To upload the dataset files to network storage, use the Dataset.upload method.

Use the output_url parameter to specify storage target, such as S3 / GS / Azure (e.g. s3://bucket/data, gs://bucket/data, azure://bucket/data , /mnt/share/data). By default, the dataset uploads to ClearML's file server. This target storage overrides the output_uri value of the Dataset.create method.

ClearML supports parallel uploading of datasets. Use the max_workers parameter to specify the number of threads to use when uploading the dataset. By default, it’s the number of your machine’s logical cores.

Dataset files must be uploaded before a dataset is finalized.

Finalizing a Dataset#

Use the Dataset.finalize method to close the current dataset. This marks the dataset task as Completed, at which point, the dataset can no longer be modified.

Before closing a dataset, its files must first be uploaded.

Syncing Local Storage#

Use the Dataset.sync_folder method in order to update a dataset according to a specific folder's content changes. Specify the folder to sync with the local_path parameter (the method assumes all files within the folder and recursive).

This method is useful in the case where there's a single point of truth, either a local or network folder, that gets updated periodically. The folder changes will be reflected in a new dataset version. This method saves time since you don't have to manually update (add / remove) files in a dataset.

Deleting Datasets#

Delete a dataset using the Dataset.delete class method. Input any of the attributes of the dataset(s) you want to delete, including ID, project name, version, and/or dataset name. Multiple datasets matching the query will raise an exception, unless you pass entire_dataset=True and force=True. In this case, all matching datasets will be deleted.

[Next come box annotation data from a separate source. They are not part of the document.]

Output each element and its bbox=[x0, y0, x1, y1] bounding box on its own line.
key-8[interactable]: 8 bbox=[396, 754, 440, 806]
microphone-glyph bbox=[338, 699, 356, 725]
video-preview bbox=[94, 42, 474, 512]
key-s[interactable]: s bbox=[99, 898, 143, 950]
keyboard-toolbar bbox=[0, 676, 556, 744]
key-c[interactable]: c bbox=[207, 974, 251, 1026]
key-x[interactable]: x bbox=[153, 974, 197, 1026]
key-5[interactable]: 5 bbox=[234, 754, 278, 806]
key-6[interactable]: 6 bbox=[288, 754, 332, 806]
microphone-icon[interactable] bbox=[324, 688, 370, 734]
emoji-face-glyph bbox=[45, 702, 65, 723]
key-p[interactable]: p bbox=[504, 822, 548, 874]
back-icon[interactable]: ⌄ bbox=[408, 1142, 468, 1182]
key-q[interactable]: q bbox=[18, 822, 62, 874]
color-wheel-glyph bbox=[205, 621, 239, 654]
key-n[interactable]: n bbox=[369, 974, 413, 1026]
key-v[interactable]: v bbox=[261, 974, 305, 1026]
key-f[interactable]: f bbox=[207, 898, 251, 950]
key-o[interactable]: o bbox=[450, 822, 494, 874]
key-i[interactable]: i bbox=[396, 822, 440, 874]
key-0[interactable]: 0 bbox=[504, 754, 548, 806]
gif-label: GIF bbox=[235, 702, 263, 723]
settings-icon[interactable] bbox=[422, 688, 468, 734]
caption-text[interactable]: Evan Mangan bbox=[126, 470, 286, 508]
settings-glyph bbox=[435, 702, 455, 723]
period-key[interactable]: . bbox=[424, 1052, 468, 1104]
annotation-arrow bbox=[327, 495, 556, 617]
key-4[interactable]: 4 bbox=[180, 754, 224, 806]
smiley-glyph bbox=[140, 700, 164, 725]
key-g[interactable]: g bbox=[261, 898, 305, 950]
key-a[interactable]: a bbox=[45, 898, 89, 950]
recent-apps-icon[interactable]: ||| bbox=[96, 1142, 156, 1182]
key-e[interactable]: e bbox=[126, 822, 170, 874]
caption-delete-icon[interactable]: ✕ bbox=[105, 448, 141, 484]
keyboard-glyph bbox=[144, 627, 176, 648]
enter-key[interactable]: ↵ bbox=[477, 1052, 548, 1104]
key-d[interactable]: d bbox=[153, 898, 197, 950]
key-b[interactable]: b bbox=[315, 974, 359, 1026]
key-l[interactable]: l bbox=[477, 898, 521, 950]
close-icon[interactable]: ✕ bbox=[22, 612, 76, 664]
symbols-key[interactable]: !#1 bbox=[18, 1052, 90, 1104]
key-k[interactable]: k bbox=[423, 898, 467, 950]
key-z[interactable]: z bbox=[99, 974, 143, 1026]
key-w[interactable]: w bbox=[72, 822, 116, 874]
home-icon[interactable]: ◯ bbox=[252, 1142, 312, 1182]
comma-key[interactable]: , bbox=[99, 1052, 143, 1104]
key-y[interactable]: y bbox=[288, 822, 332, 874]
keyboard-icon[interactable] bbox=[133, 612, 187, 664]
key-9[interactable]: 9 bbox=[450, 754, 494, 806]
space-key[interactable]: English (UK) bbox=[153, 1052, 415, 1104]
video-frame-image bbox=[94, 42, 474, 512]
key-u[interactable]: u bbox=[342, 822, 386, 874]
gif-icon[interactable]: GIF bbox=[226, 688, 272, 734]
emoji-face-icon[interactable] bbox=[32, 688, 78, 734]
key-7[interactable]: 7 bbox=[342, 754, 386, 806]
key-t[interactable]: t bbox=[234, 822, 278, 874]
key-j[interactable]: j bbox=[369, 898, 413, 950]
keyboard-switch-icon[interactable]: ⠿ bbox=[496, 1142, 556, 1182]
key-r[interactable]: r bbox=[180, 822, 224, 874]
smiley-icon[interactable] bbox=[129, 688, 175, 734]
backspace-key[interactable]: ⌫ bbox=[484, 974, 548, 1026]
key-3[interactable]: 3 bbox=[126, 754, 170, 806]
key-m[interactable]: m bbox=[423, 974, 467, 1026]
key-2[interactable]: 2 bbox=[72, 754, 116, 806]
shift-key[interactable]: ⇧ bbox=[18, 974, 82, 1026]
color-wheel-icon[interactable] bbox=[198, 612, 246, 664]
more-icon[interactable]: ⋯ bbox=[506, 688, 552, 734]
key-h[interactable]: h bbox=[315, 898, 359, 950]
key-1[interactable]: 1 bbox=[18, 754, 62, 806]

If a dataset is a parent to a dataset(s), you must pass force=True in order to delete it.

warning

Deleting a parent dataset may cause child datasets to lose data!

Dataset.delete(
dataset_id=None,
dataset_project="example project",
dataset_name="example dataset",
force=False,
dataset_version="3.0",
entire_dataset=False
)

Renaming Datasets#

Rename a dataset using the Dataset.rename class method. All the datasets with the given dataset_project and dataset_name will be renamed.

Dataset.rename(
new_dataset_name="New name",
dataset_project="Example project",
dataset_name="Example dataset",
)

Moving Datasets to Another Project#

Move a dataset to another project using the Dataset.move_to_project class method. All the datasets with the given dataset_project and dataset_name will be moved to the new dataset project.

Dataset.move_to_project(
new_dataset_project="New project",
dataset_project="Example project",
dataset_name="Example dataset",
)